Энн БРОНТЕ
Незнакомка из Уайлдфелл-Холла
Дорогой Холфорд!
Когда мы виделись в последний раз, я с величайшим интересом слушал твой рассказ о наиболее примечательных событиях твоей юности, о днях, предшествовавших нашему знакомству. Потом ты пожелал, в свою очередь, услышать мою повесть, но я в ту минуту не хотел предаваться воспоминаниям и уклонился под не слишком убедительным предлогом, будто ничего примечательного в моей молодости не произошло. Однако мои неуклюжие извинения ты не принял, и, хотя тотчас переменил разговор, заметить, как глубоко ты обижен, было нетрудно – на твое лицо словно легло темное облако, которое не рассеялось даже при нашем прощании, а возможно, омрачает и доселе. Ведь все твои письма с тех пор отличает меланхоличная и суховатая сдержанность, которая больно бы меня ранила, подтверди моя совесть, что я ее заслужил.
Не стыдно ли тебе, старина – в твоем-то возрасте, после стольких лет горячей дружбы, когда я уже дал тебе столько доказательств своей искренности, своего доверия и нисколько не принимал к сердцу твою молчаливость и некоторую замкнутость? А в них-то, видимо, и вся суть. По природе ты не склонен открывать душу другим, и с твоей точки зрения, разумеется, в тот достопамятный день ты во имя дружбы совершил истинный подвиг (уже, вероятно, поклявшись, больше никогда ничего подобного себе не позволять), а потому был вправе ожидать, что за столь великую милость я тотчас без малейших колебаний отплачу тебе такой же исповедью.
Впрочем, я взялся за перо не для того, чтобы упрекать тебя, оправдываться или просить прощения за прошлые обиды, но для того, чтобы искупить их, если ты позволишь.
За окном моросит докучливый дождь, семейство мое уехало в гости, а я сижу один в библиотеке, перебираю пожелтелые письма и некоторые другие старые бумаги, вспоминаю былые дни – и чувствую, что теперь совершенно готов развлечь тебя повествованием о давних переменах. Сняв поджарившиеся стопы свои с каминной решетки, я придвинул кресло к письменному столу и, докончив эти строки, обращенные к моему суровому старому другу, намерен кратко – нет-нет, не кратко, но с величайшей полнотой! – ознакомить его со всеми подробностями самого важного события в моей жизни (то есть до моего знакомства с Джеком Холфордом). А после этого обвиняй меня в неблагодарности и недружеской скрытности, если у тебя достанет духа!
Я знаю, ты любишь длинные истории и не менее моей покойной бабушки придирчив к точности самых пустячных обстоятельств и любых мелочей, а потому не жди пощады: я буду соизмерять размеры этой повести лишь с собственным терпением и досугом.

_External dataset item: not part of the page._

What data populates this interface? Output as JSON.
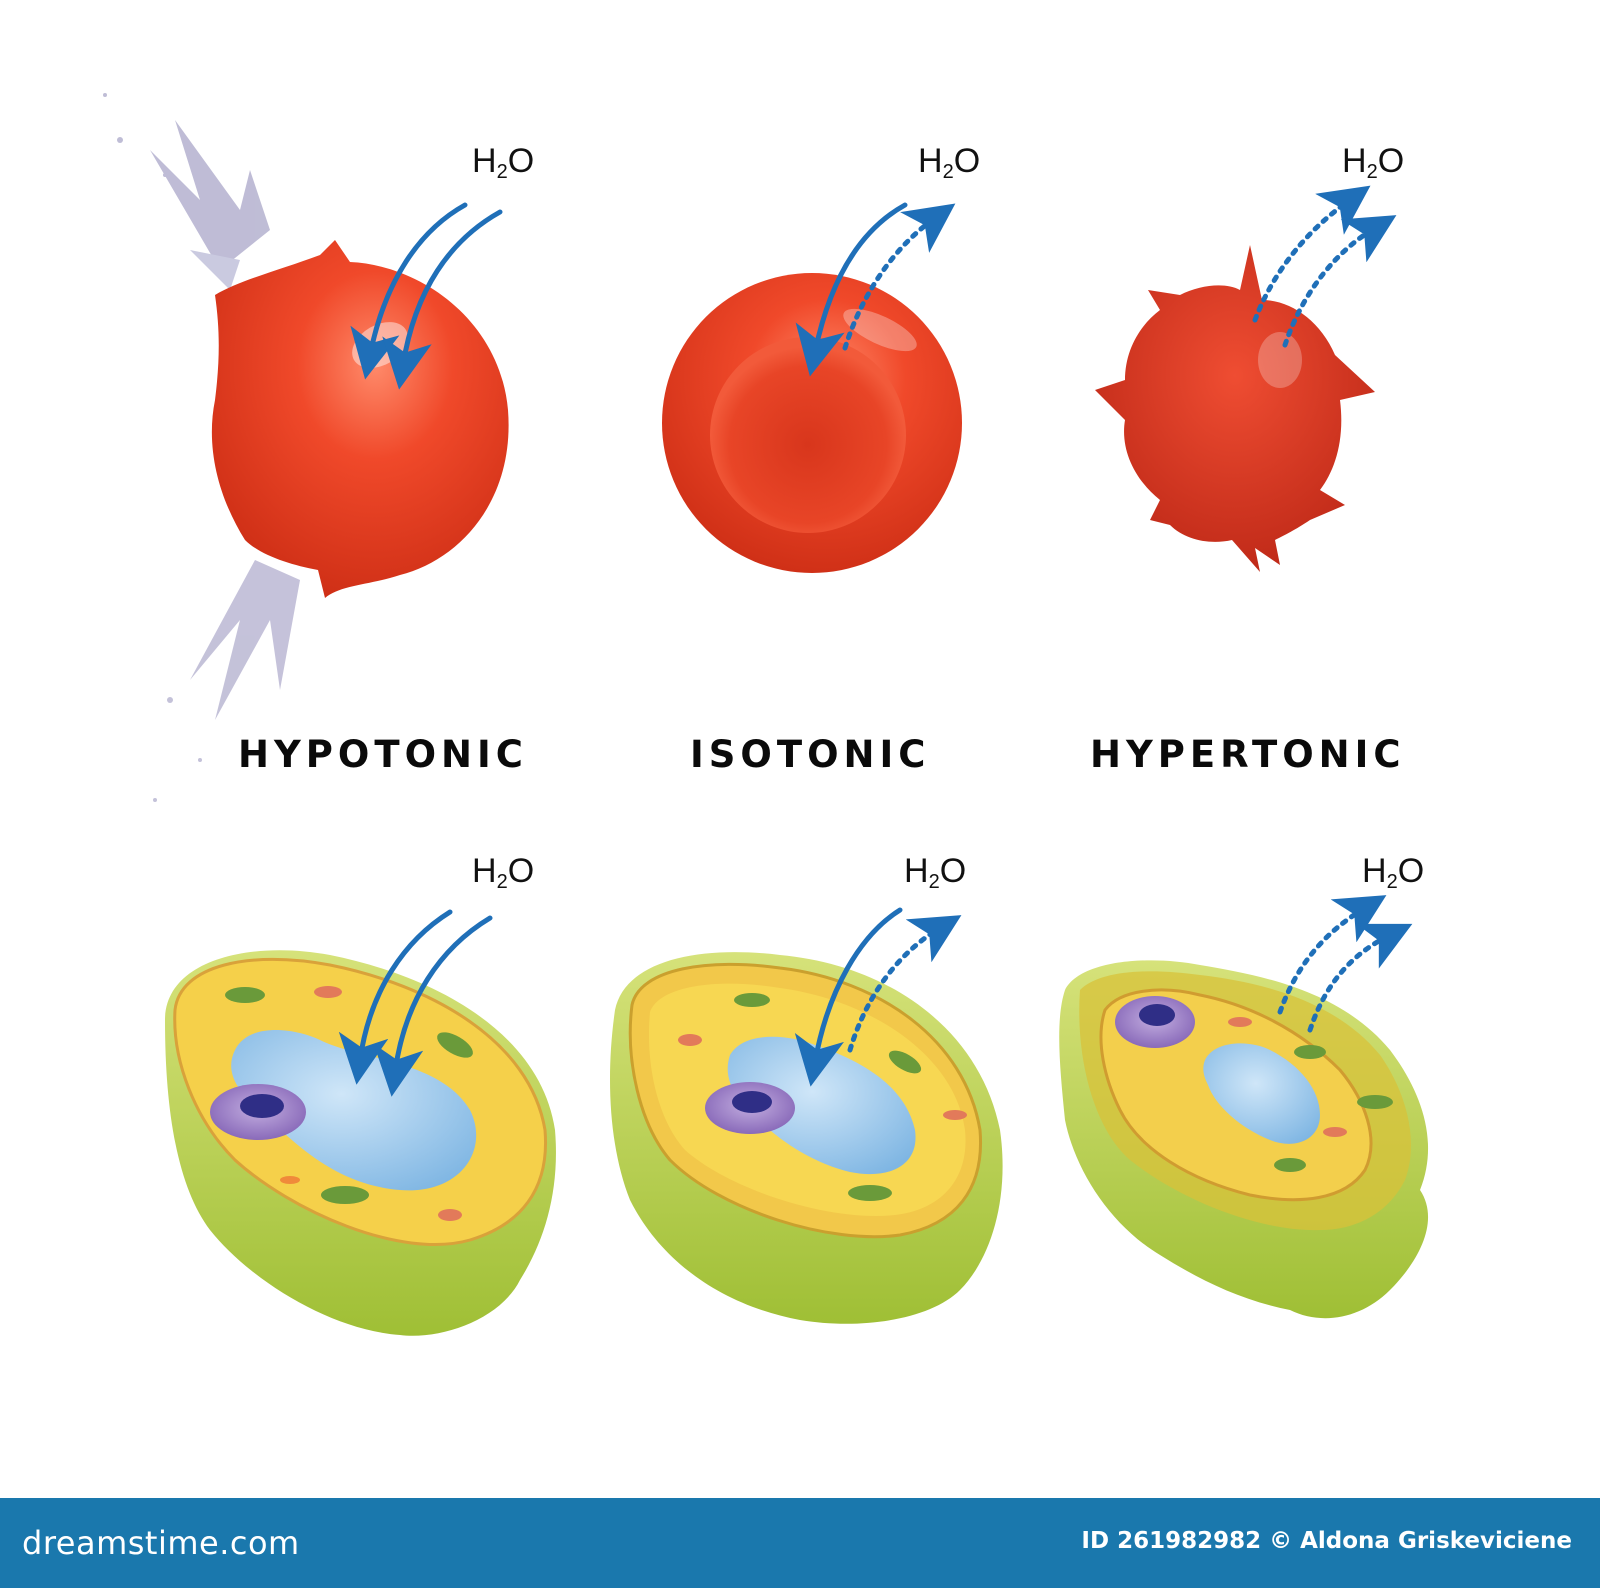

Среди упомянутых мною бумаг покоится старый выцветший мой дневник, который послужит тебе ручательством, что, воспроизводя давние происшествия, я полагаюсь не только на свою память, какой бы цепкой она ни была, и ничуть не намерен злоупотреблять твоим доверием к моей добросовестности. Итак, я сразу же приступаю к первой главе, ибо глав этих будет еще много.
Глава I
Нежданная новость
Ты должен вернуться со мной к осенним дням 1827 года.